Todo se trastoca poco a poco hasta que las grandes fiestas y celebraciones que un día les iluminaron de gozo, orgullo y confianza terminan en espectáculos grotescos y pasados de rosca. Entonces el olor a autodestrucción, hastío, angustia y descomposición campa por doquier: la gente medio desperdigada se desliza lentamente, sin freno y en silencio hacia un oscuro precipicio: ya nadie desea hacer nada, porque ya no siente nada... y además lo teme todo ¡Y sobre todo teme sufrir! La sociedad se vuelve senil. Y mientras tanto, la población disminuye de forma radical e irremediable.
Una sociedad que muere de éxito y languidece bajo el otoño de su vida sólo puede, o terminar desapareciendo en un invierno silencioso y gélido, quizás como ocurrió en Gobekli Tepe; o derivando en una especie de manicomio moralista despótico y asceta donde se criminaliza todo lo bueno vivido juzgándolo el origen "del mal", al estilo de lo que hicieron los cristianos con San Agustín en cabeza; o bien, siendo conquistada por bárbaros: gentes con nuevas y fuertes ansias por vivir, con un nuevo futuro corriendo salvajemente por sus venas, con aguante, intrepidez y capacidad de sacrificio: rudos, inocentes y tontos a la vez ¡Cómo niños pequeños! La mirada de estas gentes, feroces y vivaces, inevitablemente violentas como estrellas en gestación, se dirige, de nuevo e instintivamente, al porvenir y con ello, no temen atarse a frenos, limites y mentiras, a disciplinarse y sacrificarse incluso empleando los actos más crueles ¡Desean crear algo nuevo y propio tomando sin pudor por materia las ruinas de lo viejo! Son gentes capaces de volver a reír, llorar y venerar con toda intensidad.
El universo 25
Cuando en 1962 Calhoun terminó su experimento con ratones llamado "universo 25" quedó estupefacto por lo observado: partiendo de una sociedad de ratones paradisíaca, perfecta y feliz se terminó con la completa extinción de todos ellos: la buena vida les llevó al desenfreno, el desenfreno al hastío existencial y éste a la completa desaparición.

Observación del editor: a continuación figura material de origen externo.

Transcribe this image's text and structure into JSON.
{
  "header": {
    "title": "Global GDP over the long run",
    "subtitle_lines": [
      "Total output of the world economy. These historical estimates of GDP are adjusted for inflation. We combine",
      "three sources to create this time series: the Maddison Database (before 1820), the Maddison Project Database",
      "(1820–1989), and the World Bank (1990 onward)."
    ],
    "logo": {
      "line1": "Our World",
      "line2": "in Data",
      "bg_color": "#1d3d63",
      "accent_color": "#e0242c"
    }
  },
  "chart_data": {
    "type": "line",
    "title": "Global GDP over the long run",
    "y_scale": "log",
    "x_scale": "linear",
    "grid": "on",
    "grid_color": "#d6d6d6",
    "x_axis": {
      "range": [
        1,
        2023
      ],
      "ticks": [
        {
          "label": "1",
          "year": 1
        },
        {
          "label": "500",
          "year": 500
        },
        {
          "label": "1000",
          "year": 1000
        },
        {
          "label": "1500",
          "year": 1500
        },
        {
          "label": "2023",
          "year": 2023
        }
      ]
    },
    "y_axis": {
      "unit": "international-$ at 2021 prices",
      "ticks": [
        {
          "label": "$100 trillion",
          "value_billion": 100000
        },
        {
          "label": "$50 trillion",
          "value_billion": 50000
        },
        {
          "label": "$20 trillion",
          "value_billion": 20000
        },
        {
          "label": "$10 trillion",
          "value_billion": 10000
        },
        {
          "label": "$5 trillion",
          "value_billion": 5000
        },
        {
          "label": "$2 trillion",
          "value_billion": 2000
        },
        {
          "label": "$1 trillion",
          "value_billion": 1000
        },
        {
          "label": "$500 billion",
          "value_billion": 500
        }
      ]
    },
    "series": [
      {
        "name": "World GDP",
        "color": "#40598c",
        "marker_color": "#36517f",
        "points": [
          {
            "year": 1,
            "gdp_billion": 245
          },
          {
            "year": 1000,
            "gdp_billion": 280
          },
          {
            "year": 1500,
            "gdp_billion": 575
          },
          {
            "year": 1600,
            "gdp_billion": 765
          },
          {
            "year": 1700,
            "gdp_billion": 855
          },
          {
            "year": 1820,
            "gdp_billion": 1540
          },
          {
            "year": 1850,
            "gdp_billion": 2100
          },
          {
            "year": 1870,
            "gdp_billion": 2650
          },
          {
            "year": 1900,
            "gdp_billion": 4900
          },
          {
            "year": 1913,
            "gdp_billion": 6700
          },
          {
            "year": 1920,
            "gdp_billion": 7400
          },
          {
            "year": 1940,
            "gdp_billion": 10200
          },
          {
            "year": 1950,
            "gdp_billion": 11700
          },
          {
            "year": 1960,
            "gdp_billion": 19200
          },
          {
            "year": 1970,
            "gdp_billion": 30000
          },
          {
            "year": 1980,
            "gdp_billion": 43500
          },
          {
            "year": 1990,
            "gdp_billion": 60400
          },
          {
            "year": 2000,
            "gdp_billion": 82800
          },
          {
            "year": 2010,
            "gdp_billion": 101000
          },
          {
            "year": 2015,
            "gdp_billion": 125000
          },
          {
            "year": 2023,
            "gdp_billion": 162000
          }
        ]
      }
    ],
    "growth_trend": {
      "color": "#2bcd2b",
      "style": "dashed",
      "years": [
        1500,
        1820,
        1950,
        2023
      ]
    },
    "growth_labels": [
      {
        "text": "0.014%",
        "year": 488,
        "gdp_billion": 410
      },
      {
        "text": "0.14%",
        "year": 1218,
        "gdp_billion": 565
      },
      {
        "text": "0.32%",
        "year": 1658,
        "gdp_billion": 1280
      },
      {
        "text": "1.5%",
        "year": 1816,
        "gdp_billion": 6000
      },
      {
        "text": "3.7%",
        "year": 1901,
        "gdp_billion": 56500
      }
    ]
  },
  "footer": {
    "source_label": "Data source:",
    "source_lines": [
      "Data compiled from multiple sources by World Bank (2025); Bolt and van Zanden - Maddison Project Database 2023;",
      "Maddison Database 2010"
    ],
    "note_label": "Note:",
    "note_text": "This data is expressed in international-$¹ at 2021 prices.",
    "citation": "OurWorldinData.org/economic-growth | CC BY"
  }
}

Con ese experimento se evidenció como el crecimiento exponencial de una población, no sólo jamás será indefinido, sino que termina de forma abrupta y, además, no se produce por las condiciones materiales del entorno, sino por el desquició, el hastió y la aniquilación de los instintos vitales al que llevó tal sobreabundancia.